Golden eagles and great horned owls, monkeys and baby deer. They're all for sale in Charco Cercado, a village 250 miles northwest of Mexico City and
one of the most infamous way- stations in Mexico's bustling underground market for wild animals. Many animals bought in Mexico are smuggled into the
United States.
"You want a squirrel? How about an eagle?" asked a wrinkled vendor. She scurried to a wooden lean-to and pulled out a huge raptor with a string tied
to its foot.

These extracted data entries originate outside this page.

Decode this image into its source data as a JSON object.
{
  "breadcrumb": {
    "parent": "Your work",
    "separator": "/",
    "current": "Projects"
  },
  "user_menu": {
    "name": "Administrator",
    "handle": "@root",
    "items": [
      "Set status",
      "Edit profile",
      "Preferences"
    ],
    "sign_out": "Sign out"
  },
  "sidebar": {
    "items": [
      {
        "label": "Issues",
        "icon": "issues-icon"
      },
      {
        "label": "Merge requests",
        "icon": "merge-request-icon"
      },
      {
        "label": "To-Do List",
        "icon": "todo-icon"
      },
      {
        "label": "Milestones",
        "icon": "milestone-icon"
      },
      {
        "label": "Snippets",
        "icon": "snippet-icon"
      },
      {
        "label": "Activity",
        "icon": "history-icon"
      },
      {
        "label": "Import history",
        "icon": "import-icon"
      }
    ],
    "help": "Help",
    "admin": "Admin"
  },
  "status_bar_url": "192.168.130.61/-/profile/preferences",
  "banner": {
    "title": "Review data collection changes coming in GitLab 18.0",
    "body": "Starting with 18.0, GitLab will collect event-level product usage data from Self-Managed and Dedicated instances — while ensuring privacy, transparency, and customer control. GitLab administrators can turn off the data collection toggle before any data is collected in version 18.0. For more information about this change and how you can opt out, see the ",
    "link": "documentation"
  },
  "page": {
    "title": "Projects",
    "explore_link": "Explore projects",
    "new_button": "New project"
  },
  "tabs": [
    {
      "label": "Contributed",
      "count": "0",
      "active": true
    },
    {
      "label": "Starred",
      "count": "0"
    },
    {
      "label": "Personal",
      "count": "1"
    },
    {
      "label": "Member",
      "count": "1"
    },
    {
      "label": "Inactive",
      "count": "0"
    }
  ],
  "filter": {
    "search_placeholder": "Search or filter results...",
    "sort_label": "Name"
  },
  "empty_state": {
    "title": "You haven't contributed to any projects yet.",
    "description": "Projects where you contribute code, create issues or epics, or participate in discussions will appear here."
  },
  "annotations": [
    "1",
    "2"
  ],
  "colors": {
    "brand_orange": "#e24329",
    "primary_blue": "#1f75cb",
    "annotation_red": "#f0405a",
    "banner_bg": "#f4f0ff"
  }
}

It was a protected Harris' hawk, actually, not an eagle. advertisement
She looked around nervously as a visitor began to photograph the bird.
"Not my face, OK? I don't want problems," she said.

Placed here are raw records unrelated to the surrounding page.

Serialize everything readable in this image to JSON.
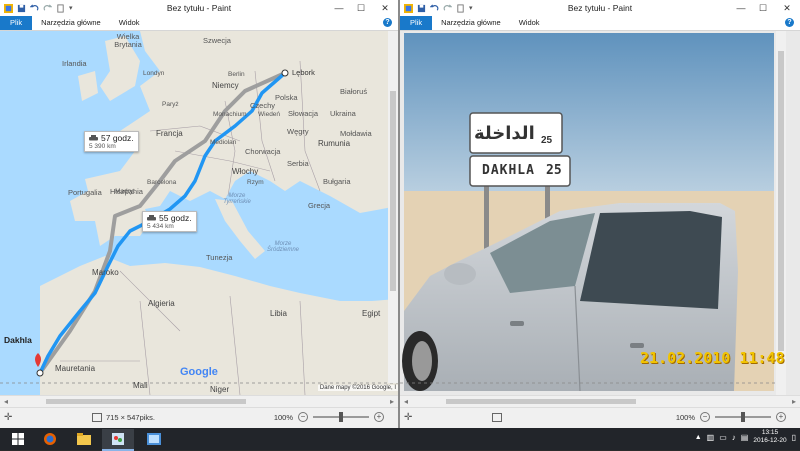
{
  "left_window": {
    "title": "Bez tytułu - Paint",
    "tabs": [
      "Plik",
      "Narzędzia główne",
      "Widok"
    ],
    "help_label": "?",
    "status": {
      "dimensions": "715 × 547piks.",
      "zoom": "100%"
    },
    "map": {
      "countries": [
        "Szwecja",
        "Irlandia",
        "Wielka Brytania",
        "Białoruś",
        "Polska",
        "Niemcy",
        "Czechy",
        "Słowacja",
        "Ukraina",
        "Węgry",
        "Mołdawia",
        "Francja",
        "Chorwacja",
        "Rumunia",
        "Serbia",
        "Bułgaria",
        "Włochy",
        "Portugalia",
        "Hiszpania",
        "Grecja",
        "Maroko",
        "Tunezja",
        "Algieria",
        "Libia",
        "Egipt",
        "Mauretania",
        "Mali",
        "Niger"
      ],
      "cities": [
        "Londyn",
        "Lębork",
        "Berlin",
        "Paryż",
        "Monachium",
        "Wiedeń",
        "Mediolan",
        "Barcelona",
        "Madryt",
        "Rzym",
        "Dakhla"
      ],
      "seas": [
        "Morze Tyrreńskie",
        "Morze Śródziemne"
      ],
      "route_a": {
        "time": "57 godz.",
        "distance": "5 390 km"
      },
      "route_b": {
        "time": "55 godz.",
        "distance": "5 434 km"
      },
      "google_logo": "Google",
      "attribution": "Dane mapy ©2016 Google, I"
    }
  },
  "right_window": {
    "title": "Bez tytułu - Paint",
    "tabs": [
      "Plik",
      "Narzędzia główne",
      "Widok"
    ],
    "help_label": "?",
    "status": {
      "zoom": "100%"
    },
    "photo": {
      "sign_arabic": "الداخلة",
      "sign_arabic_num": "25",
      "sign_latin": "DAKHLA",
      "sign_latin_num": "25",
      "timestamp": "21.02.2010  11:48"
    }
  },
  "taskbar": {
    "time": "13:15",
    "date": "2016-12-20"
  }
}
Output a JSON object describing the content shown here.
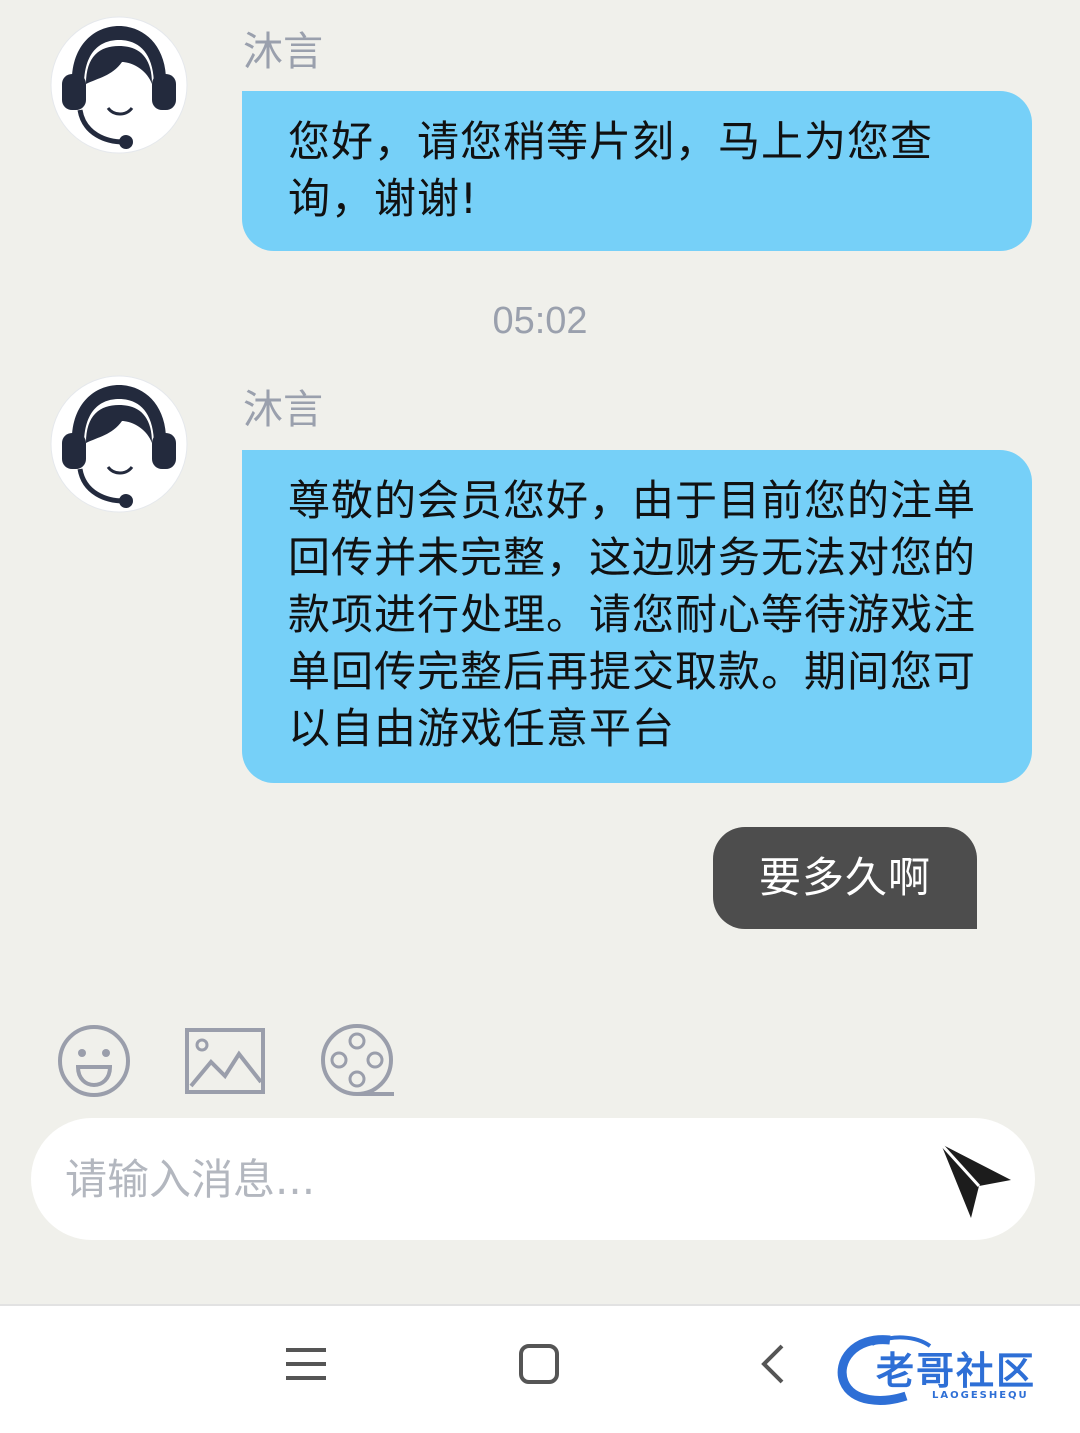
{
  "messages": [
    {
      "sender": "沐言",
      "text": "您好，请您稍等片刻，马上为您查询，谢谢!",
      "avatar_icon": "customer-service-headset-icon"
    },
    {
      "sender": "沐言",
      "text": "尊敬的会员您好，由于目前您的注单回传并未完整，这边财务无法对您的款项进行处理。请您耐心等待游戏注单回传完整后再提交取款。期间您可以自由游戏任意平台",
      "avatar_icon": "customer-service-headset-icon"
    }
  ],
  "timestamp": "05:02",
  "reply": "要多久啊",
  "toolbar": {
    "emoji_icon": "emoji-icon",
    "image_icon": "image-icon",
    "video_icon": "video-reel-icon"
  },
  "composer": {
    "placeholder": "请输入消息...",
    "send_icon": "send-icon"
  },
  "navbar": {
    "menu_icon": "menu-icon",
    "home_icon": "home-square-icon",
    "back_icon": "back-chevron-icon"
  },
  "watermark": {
    "title": "老哥社区",
    "subtitle": "LAOGESHEQU"
  },
  "colors": {
    "background": "#f0f0eb",
    "incoming_bubble": "#76d0f8",
    "outgoing_bubble": "#4d4d4d",
    "muted_text": "#9aa0ad",
    "icon_gray": "#9a9eab",
    "watermark_blue": "#2e6fd6"
  }
}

This is the shadowy world of Mexico's animal sales, where, for a price, you can get all manner of critters, from big cats to endangered reptiles,
despite government efforts to crack down on such sales. Smugglers can get thousands of dollars for animals in the United States, said Roger Maier, a
spokesman for U.S. Customs and Border Protection.
"Sometimes you'll have the case of a little old lady who likes her birds and buys some at a market . . . but the bigger things are usually more
organized than that," he said.
On Dec. 23, dozens of Charco Cercado's animal vendors armed with sticks and stones threatened to shut down Highway 57 after federal police set up an
outpost nearby. A clash was averted only after police said they were there to protect holiday travelers and would not raid the markets.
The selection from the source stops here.